Roger Curel par Claude Darras (28/10/2010)

 

PORTRAIT ET LECTURE

(Claude Darras)

 

Roger Curel, philosophe et rebelle

 

 

 

Il aime en gourmet la langue française dont il use et parle en virtuose. Parfois, afin de donner plus de mordant au fouet de son écriture, il abuse des expressions triviales, comme s’il parsemait d’orties un jardin à la française. Mais ce sont là des vétilles ; et personne ne songerait à les lui reprocher s’il ne portait si haut l’exigence morale de la littérature et une hantise continuelle de la barbarie. Né le mardi 29 mai 1923 sur les hauts plateaux algériens, à Saïda, berceau d’Apulée, l’auteur latin de L’Âne d’or, l’adolescent comprend très tôt que, sur de nombreux humains, la possibilité de commettre impunément quelque lâcheté, quelque crime, surgit du tissu des jours ordinaires. Il complète la découverte précoce de la sauvagerie au cours de la Deuxième Guerre mondiale. Alors que les institutions françaises collaborent avec les Allemands après l’armistice de 1940, il est arrêté en 1941 en essayant de rejoindre Charles de Gaulle à Londres ; il participe à la préparation du débarquement des Alliés en Afrique du Nord le 8 novembre 1942, puis, le 24 du mois suivant, à l’exécution de l’amiral pétainiste François Darlan à Alger. Jugé et acquitté, il s’enrôle dans la 2e Division blindée du général Philippe Leclerc. Démobilisé après la guerre, il intègre le musée de l’Homme et rallie la mission Marcel Griaule en Afrique occidentale où il réalise quatre films avec l’ethnologue Jean Rouch (Le Cimetière dans la falaise, 1950 ; Bataille sur le grand fleuve, Les Gens du mil, 1951 ; Les Fils de l’eau, 1954). À son retour en France, le journalisme et le cinéma l’accaparent sur les rives de la Méditerranée. Le grand reporter « couvre » notamment la fin de la guerre d’Algérie et les débuts de l’indépendance. L’assistant metteur en scène participe à la réalisation du film d’Albert Lamorisse, « Crin blanc », en 1953, avec Denys Colomb de Daunant et Edmond Séchan. Vingt ans après, il écrit à la demande d’Alain Jessua le scénario du film « Traitement de choc », interprété par Annie Girardot et Alain Delon.
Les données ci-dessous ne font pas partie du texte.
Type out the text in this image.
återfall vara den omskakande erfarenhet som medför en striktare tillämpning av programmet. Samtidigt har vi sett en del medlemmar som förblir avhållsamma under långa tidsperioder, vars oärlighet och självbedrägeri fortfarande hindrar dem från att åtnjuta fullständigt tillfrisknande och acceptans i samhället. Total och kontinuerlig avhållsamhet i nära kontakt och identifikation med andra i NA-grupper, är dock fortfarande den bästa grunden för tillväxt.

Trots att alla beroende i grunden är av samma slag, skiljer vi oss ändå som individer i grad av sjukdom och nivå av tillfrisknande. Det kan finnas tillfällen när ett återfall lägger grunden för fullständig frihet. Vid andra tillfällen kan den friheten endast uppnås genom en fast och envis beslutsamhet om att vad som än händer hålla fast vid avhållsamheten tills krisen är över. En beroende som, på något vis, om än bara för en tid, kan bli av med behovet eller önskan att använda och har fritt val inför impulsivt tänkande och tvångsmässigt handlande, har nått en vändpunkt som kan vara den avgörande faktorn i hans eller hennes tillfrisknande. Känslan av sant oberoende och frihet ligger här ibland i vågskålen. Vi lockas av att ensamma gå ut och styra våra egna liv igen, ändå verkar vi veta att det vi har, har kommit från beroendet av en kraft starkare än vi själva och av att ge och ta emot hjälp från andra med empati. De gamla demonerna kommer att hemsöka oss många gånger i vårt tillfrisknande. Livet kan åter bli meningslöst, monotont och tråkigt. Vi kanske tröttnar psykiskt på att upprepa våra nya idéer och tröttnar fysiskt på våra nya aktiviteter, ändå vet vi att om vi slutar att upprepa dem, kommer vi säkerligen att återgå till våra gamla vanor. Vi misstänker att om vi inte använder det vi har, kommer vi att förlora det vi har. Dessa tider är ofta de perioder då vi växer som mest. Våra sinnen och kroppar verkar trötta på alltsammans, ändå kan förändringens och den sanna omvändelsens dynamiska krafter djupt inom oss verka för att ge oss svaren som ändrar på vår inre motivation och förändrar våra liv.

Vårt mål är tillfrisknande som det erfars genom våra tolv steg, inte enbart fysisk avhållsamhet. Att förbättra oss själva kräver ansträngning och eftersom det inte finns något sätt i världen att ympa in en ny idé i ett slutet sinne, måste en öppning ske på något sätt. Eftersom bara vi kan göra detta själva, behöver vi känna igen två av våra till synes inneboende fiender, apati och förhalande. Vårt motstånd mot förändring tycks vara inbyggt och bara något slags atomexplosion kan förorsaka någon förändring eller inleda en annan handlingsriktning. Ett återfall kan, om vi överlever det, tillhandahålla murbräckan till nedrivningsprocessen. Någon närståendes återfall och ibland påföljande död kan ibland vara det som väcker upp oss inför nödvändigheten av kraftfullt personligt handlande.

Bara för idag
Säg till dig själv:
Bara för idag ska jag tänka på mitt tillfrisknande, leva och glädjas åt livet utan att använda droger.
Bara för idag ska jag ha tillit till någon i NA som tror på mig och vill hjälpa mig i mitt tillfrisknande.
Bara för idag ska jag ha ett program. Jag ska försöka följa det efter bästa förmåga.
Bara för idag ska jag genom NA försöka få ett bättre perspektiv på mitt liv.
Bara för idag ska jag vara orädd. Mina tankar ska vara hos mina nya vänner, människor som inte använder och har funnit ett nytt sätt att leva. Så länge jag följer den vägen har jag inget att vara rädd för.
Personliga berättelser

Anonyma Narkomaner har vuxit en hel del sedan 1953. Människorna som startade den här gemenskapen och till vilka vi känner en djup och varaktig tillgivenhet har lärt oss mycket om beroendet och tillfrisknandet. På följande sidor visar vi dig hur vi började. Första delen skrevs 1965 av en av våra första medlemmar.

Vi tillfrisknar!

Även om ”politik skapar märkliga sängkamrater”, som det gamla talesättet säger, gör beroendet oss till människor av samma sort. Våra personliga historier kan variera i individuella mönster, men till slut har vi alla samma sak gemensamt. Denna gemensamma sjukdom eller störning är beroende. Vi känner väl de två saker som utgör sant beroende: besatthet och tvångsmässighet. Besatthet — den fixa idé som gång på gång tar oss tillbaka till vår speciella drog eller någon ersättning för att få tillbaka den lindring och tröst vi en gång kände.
Dans la clandestinité de sa retraite vauclusienne, à Bonnieux où il réside depuis 1965, Roger Rosfelder a ajouté dix œuvres à sa bibliographie et des dizaines de nouvelles publiées, sous le patronyme de son grand-père (Curel Jean-Paul, notaire toulonnais), par des revues dont « Le Croquant » de son ami le philosophe Michel Cornaton. Il relit aujourd’hui le théâtre de l’Autrichien Thomas Bernhard (1931-1989) et les Récits de Kolyma du Russe Varlam Chalamov (1882-1941) ; les nouvelles et la poésie de l’Irlandais James Joyce (1882-1941) l’émeuvent tout autant ; il s’enthousiasme pour la prose pérégrine de l’Anglais Malcolm Lowry (1909-1957). Et dans le panthéon de ses préférences, il aime à citer l’Allemand Heiner Müller (1929-1996), l’Américain Ezra Pound (1885-1972), le Belge Pierre Rickmans alias Simon Leys (né en 1935), les Français Emmanuel Roblès (1914-1995) et Claude Simon (1913-2005). Le grand lecteur reconnaît sa dette envers « Lumière d’août » de l’Américain William Faulkner (1897-1962). « Tu ressembles aux écrivains que tu aimes », lui dis-je sans malice. Tous ses livres ne sont-ils pas en référence, même lointaine, à ses lectures ?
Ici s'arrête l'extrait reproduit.